In 1962, the Guggenheim Museum staged a mid-career retrospective exhibition of Philip Guston’s largely abstract work. The exhibition included thirty-one drawings and ninety-eight paintings spanning from 1941 to 1962, before Guston returned to figurative painting in the early 1970s. The show’s curator, H. H. Arnason, wrote the accompanying essay for the catalogue, which traces Guston’s artistic career, creative processes, and observations on art. Arnason’s essay also outlines biographical details of Guston’s life that have influenced his artistic career such as his experiences working as a muralist for the Federal Arts Project of the Works Progress Administration in New York during the 1930s.

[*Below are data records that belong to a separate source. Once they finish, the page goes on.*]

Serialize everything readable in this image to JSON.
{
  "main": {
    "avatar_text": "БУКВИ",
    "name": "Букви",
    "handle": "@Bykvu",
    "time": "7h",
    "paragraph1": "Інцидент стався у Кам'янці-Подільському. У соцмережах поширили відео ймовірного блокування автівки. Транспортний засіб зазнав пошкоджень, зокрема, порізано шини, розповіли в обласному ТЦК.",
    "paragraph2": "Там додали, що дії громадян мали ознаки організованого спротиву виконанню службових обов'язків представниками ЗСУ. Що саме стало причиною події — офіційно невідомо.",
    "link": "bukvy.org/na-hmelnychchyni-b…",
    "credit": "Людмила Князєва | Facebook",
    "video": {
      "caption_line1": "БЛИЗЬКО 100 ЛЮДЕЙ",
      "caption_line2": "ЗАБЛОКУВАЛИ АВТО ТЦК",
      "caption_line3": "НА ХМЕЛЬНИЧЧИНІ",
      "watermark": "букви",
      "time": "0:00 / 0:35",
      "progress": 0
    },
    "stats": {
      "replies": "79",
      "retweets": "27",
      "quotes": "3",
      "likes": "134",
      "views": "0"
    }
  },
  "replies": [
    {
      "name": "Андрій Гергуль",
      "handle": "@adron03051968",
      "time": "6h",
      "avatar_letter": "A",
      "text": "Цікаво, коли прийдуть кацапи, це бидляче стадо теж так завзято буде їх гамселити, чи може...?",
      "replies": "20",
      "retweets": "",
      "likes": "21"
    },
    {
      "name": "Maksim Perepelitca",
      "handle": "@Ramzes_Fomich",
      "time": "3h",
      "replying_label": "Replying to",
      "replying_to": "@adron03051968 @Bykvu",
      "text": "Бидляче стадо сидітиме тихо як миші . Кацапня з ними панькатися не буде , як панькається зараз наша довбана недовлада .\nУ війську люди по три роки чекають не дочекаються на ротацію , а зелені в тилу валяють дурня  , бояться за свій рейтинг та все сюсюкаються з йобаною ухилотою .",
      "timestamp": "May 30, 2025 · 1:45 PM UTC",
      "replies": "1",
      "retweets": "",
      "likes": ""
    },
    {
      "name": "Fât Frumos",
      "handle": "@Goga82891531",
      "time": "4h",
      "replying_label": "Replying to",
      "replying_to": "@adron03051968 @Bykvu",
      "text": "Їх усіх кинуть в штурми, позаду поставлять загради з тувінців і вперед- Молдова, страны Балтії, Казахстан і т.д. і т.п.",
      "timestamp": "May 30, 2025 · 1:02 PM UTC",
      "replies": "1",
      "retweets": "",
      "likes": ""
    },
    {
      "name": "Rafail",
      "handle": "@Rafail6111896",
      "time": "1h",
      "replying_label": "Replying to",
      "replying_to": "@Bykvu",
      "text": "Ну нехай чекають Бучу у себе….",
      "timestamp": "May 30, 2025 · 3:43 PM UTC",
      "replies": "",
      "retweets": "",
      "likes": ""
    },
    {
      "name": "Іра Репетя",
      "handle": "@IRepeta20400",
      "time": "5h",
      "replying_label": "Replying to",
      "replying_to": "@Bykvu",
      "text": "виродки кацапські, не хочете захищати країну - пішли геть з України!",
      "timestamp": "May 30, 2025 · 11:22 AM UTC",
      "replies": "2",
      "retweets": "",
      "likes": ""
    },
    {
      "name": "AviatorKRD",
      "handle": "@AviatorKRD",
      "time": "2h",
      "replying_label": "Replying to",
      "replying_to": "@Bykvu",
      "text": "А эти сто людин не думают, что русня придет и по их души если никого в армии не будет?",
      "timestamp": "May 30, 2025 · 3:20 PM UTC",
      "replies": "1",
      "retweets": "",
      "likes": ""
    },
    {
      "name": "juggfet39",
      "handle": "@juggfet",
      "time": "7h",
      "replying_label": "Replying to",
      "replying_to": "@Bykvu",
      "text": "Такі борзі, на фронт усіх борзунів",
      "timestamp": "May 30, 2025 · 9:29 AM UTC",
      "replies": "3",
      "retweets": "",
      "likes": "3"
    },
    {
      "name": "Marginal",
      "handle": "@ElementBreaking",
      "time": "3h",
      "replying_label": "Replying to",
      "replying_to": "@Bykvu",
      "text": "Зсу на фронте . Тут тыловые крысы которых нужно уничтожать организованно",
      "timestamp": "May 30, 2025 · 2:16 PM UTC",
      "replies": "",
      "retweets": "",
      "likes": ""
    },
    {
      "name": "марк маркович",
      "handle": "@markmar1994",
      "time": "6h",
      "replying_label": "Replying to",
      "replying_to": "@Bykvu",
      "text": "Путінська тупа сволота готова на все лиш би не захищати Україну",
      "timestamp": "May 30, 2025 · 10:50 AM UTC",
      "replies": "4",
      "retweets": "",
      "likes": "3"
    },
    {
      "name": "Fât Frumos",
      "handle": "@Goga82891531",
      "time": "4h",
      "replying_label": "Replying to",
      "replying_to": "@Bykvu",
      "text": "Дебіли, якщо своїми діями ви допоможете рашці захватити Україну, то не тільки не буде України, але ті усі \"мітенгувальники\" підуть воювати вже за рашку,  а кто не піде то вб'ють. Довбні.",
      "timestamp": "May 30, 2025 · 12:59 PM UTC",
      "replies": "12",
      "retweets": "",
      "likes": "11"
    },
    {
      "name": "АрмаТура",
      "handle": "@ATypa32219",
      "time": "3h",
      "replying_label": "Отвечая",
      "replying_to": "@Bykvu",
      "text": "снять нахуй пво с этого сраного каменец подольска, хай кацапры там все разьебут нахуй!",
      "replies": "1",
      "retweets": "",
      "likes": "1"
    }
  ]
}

The catalogue includes color and black-and-white reproductions of many drawings and paintings from the exhibition, extensive documentation of Guston’s career, a bibliography, and an exhibition history.

Excerpt

Although [Philip Guston] continued to avoid conscious construction, he painted over, shifted forms, scraped down, reworked areas, gradually narrowed down the alternatives until finally in a rush of intense work he arrived at a point where "the air of the arbitrary vanished and the paint fell into positions that seemed destined." Irving Sandler, drawing on the words of the artist, has given an excellent description of Guston's method of painting and his attitude towards painting. Guston himself has described how in the short time before a painting is finished, "suddenly in a state of excitement I can see the entire work. Everything falls into place and I realize that there is nothing more I can do. It is for the few hours when I sense that I am approaching this moment that I am a painter."